While waiting for the U.S. release of The Raid, I again streamed Gareth Evans and Iko Uwais’ first film,
Merantau. The movie takes its name from a traditional Mingangkabu rite of passage, a journey a young man undertakes to prove his worth before returning home and starting the next phase of adult life. If I understand it correctly, it’s not so much about going out and making money as it is gathering life experience and discovering your moral identity—what’s acceptable and what’s unacceptable, what’s right and what’s wrong, what’s good and what’s evil. It’s a theme that adds Merantau to the list of films I recommend to people when they dismiss “chop-socky flicks” as a mindless stream of fights.

Yuda (Iko Uwais) leaves his rural village for the city, hoping to open a school teaching Silat. Unfortunately, he discovers the address in Jakarta he had been given for a place to stay has been demolished, forcing him to spend his nights sleeping in a construction site and his days wandering the streets looking for work. When Adit (Yusuf Aulia) steals his wallet, Yuda has no choice but to chase him down and retrieve his last bit of cash. The pursuit inadvertently leads Yuda to the street kid’s sister,  Astri (Sisca Jessica), and puts the young Silat Master on a collision course with a pair of twisted European brothers, Ratger (Mads Koudal) and Luc (Laurent Buson), running a human trafficking ring.

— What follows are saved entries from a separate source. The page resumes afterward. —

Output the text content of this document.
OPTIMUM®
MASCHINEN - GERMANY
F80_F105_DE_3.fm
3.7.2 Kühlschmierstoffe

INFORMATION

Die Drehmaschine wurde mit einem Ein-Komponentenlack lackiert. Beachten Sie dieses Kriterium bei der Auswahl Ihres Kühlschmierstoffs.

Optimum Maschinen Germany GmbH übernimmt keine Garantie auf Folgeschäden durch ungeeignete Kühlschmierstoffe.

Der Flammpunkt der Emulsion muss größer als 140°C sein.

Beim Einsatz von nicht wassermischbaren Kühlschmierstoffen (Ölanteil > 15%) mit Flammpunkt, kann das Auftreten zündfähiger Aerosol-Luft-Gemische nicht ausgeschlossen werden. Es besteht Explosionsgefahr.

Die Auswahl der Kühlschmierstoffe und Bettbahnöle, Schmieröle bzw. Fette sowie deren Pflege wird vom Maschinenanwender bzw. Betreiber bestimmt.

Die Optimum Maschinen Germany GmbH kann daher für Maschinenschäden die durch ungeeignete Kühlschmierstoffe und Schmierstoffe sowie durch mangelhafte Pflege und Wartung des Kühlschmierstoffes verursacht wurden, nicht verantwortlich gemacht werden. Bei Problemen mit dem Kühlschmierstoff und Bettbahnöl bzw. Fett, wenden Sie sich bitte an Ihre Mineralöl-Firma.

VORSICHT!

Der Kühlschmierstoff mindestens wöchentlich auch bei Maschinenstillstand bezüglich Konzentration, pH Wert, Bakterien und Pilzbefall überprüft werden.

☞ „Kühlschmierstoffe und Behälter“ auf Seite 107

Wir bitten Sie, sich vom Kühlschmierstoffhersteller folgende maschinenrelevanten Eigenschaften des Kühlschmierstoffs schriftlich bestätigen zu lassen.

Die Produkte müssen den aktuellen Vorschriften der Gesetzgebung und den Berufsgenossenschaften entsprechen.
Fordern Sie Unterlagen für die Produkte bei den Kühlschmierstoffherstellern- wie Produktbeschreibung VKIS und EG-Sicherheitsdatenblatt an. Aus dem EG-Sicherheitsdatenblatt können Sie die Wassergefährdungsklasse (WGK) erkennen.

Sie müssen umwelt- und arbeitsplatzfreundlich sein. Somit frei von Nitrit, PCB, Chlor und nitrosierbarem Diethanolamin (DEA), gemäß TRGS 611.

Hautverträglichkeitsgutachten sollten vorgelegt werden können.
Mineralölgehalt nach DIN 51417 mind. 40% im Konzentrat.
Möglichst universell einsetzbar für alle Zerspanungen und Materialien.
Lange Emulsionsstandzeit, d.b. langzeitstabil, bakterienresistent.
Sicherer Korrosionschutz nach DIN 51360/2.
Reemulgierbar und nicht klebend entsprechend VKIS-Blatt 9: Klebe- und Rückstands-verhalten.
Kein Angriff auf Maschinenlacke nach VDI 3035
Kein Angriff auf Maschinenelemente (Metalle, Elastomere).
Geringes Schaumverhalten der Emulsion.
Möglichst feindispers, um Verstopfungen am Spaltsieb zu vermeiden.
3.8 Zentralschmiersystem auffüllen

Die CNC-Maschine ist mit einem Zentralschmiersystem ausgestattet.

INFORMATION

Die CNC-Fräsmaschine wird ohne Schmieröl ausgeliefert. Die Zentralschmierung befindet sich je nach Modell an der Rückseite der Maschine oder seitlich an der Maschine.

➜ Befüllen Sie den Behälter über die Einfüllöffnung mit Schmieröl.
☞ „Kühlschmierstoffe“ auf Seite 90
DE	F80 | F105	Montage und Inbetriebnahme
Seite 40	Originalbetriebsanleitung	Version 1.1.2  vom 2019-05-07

Merantau is beautifully written and directed by Gareth Evans. A lot of care went into this film and it shows. The beginning and ending scenes of the Sumatran countryside are expansive, lush and colorful, while the cityscape of Jakarta is closed, sparse and drab. It’s full of haunting images and visually interesting shots, but thankfully, for martial arts fans, unlike a lot of western directors—who are fixated on ruining fight scenes with medium shots, close-ups, and constant camera cuts—Evans knows how to shoot unarmed combat. He understands the importance of proper distance and the dynamic appeal of the long take to showcase what’s actually going on.

Iko Uwais is great martial artist and I think poised to become an international action star (especially once wider audiences get a chance to see The Raid). He’s fresh faced and likeable with an easy screen presence. The very cute Sisca Jessica pulls off the rough innocent/streetwise combo very well. And I’m always pleased to see Laurent Buson (sometimes billed as “Lohan”—as is the Shaolin Kung Fu term, not Lindsay’s last name).

Merantau is a film obviously made by a group of people who like and care about martial arts films. That’s probably its greatest strength and its biggest problem. Regretably, I don’t think it ever fully manages to step out of the fearsome shadow of Tony Jaa’s Ong Bak. The fight scenes don’t really find their stride until the confrontation on the footbridge. Once the movie hits that point, we’re golden. The confrontation in the elevator is exciting and dramatic and manages to hit those same heart-wrenching, dramatic moments of violence I loved in John Woo’s The Killer. The showdown on the docks is one of the best I’ve ever seen from the one man versus the horde to the final two on one fight against the villainous brothers.

Even with the gorgeous cinematography and tight script, the problem is, from a martial arts standpoint, a large portion of the beginning feels like Ong Bak—without the jaw-dropping gymnastics and parkour. I think the Jackie Chanisms fall a little flat too and probably should have been avoided all together. Instead, I would have liked to have seen more interesting fight choreography from the very beginning and more of an emphasis on what makes Silat—a martial art most Americans have never seen—different.

Nevertheless, it’s a great film and easily makes my list of favorites. If I’m correct, I think all the mistakes of Merantau will be corrected with The Raid and we’ll see an explosion of quality martial arts films from Indonesia.